Mathys: Ein Teil des Reizes an afrikanischer oder karibischer Musik besteht in ihrem Exotismus, und sie wird gerne aus dem Kontext gerissen und mit dem white gaze betrachtet. Musiker:innen vom afrikanischen Kontinent oder aus der Karibik fühlen sich dadurch gehemmt in ihrem künstlerischen Ausdruck. Ihre Musik wird echt dadurch definiert, wie sie im Westen konsumiert wird, und das ist meistens ohne den Kontext. „Sammler:innen“ beschäftigen sich selten mit der Kultur. Das habe ich bei französischer karibischer Musik beobachtet, die immer beliebter wird in ihrer instrumentellen Form (ohne Text). Ich erinnere mich an einen Song in französischem Kreol auf einem Festival, der von karibischem Stolz handelte. Es war eine merkwürdige Erfahrung, einen Song über Selbstbestimmung zu hören, mit Lyrics, die explizit dazu aufrufen, sich von dem weißen Mann zu befreien, der von einem weißen Dj vor einer überwiegend weißen Crowd gespielt wurde. Ich erinnere mich daran, dass ich verwirrt war darüber, dass dieses Lied, das so voller Wut und Traurigkeit war, auf so eine fröhliche Art gespielt wurde. Manche Djs nehmen sich tatsächlich die Zeit, den Kontext der Musik, die sie spielen, zu recherchieren, vor allem wenn sie verantungsbewusst sind. Aber das ist sicherlich nicht die Norm. Leider weigern sich viele DJs, konstruktive Kritik von den Menschen in ihrem Umfeld oder ihrem Publikum anzunehmen, sondern stellen stattdessen lieber zur Schau, dass sie Verbündete sind, tauchen bei Demos auf, um Selfies zu schießen, posten Dinge in den sozialen Medien, um irgendeine Gemeinschaft zu unterstützen, ohne auf die Idee zu kommen, den Mitgliedern der eigenen Szene auszuhelfen, nehmen in Aktivist:innenkreisen zu viel Raum ein, ohne den Leuten Anerkennung zu zollen, die tatsächlich harte Arbeit leisten usw. Es gibt ethische Wege, sich mit Musik zu beschäftigen und es ist an den Djs, durch den Prozess zu gehen, ihre eigene Arbeitsethik zu finden. Es geht darum, sich bewusst zu sein darüber, was man spielt.

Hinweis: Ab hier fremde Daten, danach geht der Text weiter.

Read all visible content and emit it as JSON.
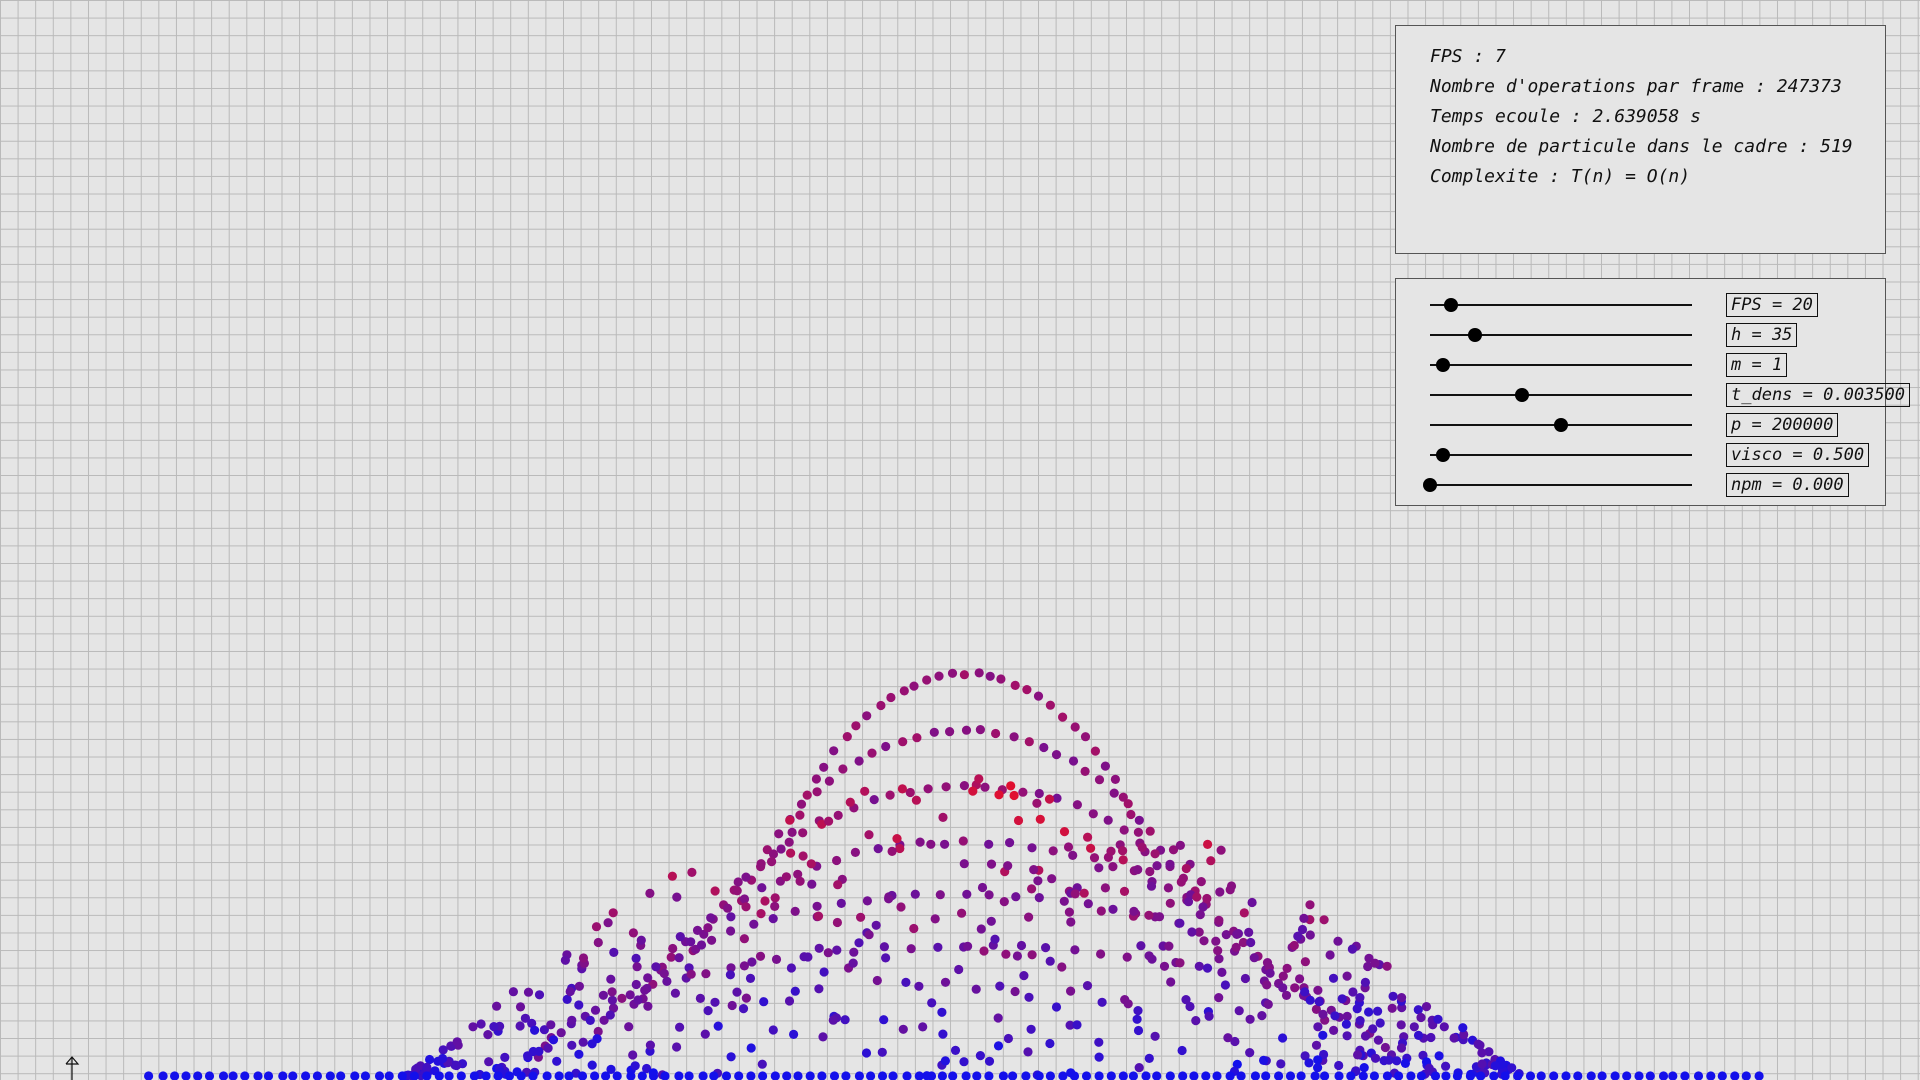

Axmed: Die häufigste Reaktion auf die Art von Kritik, die du gerade formuliert hast, ist ja oft „Dann darf ich jetzt also überhaupt keine Musik mehr spielen?“ Manchmal löst sowas aggressive und sogar gewaltvolle Reaktionen aus, wenn es doch darum bei der Kritik gar nicht geht. Es ist doch nicht unvernünftig, wenn Leute annehmen, dass man Schwarz ist oder vom afrikanischen Kontinent kommt, wenn man einen Namen benutzt, der genau das vorgibt. Um nochmal das Beispiel von Awesome Tapes from Africa zu bemühen: Er ist sich der Kritik schon seit Jahren bewusst, er wurde in den sozialen Medien dafür kritisiert, dass er diesen Namen hat, obwohl er nicht aus Afrika kommt. Seine schnippische Antwort darauf war: „Ich bin auch kein Tape.“ Er ist jemand, der eigentlich die Dynamiken und die Kritik versteht, aber trotzdem entscheidet, nicht darauf einzugehen. Wenn Künstler:innen einen bestimmten Bekanntheitsgrad erreicht haben, sind sie irgendwie unantastbar, oder zumindest haben sie das Gefühl, niemandem gegenüber mehr Rechenschaft ablegen zu müssen. Das ist zum Beispiel bei Cairo Liberation Front der Fall. Es war schon höchst problematisch, dass zwei weiße Jungs diesen Namen benutzt haben, aber die sind an den Punkt gekommen, wo ihre Parties ausverkauft waren. Heutzutage buchen die zwar Künstler:innen arabischer Herkunft, aber sie haben sehr problematisch angefangen: ihren Namen verteidigt, Bauchtänzerinnen auf der Bühne gehabt und Stereotype über die arabische Welt bedient. Ursprünglich hießen sie sogar „Nobody beats the dürüm.“ Sie haben niemals öffentlich über dieses Verhalten in der Vergangenheit gesprochen und indem sie ihr Fehlverhalten nicht zugeben, haben sie Tür und Tor geöffnet für anderen Kollektive, die ähnlich problematische Ansätze haben.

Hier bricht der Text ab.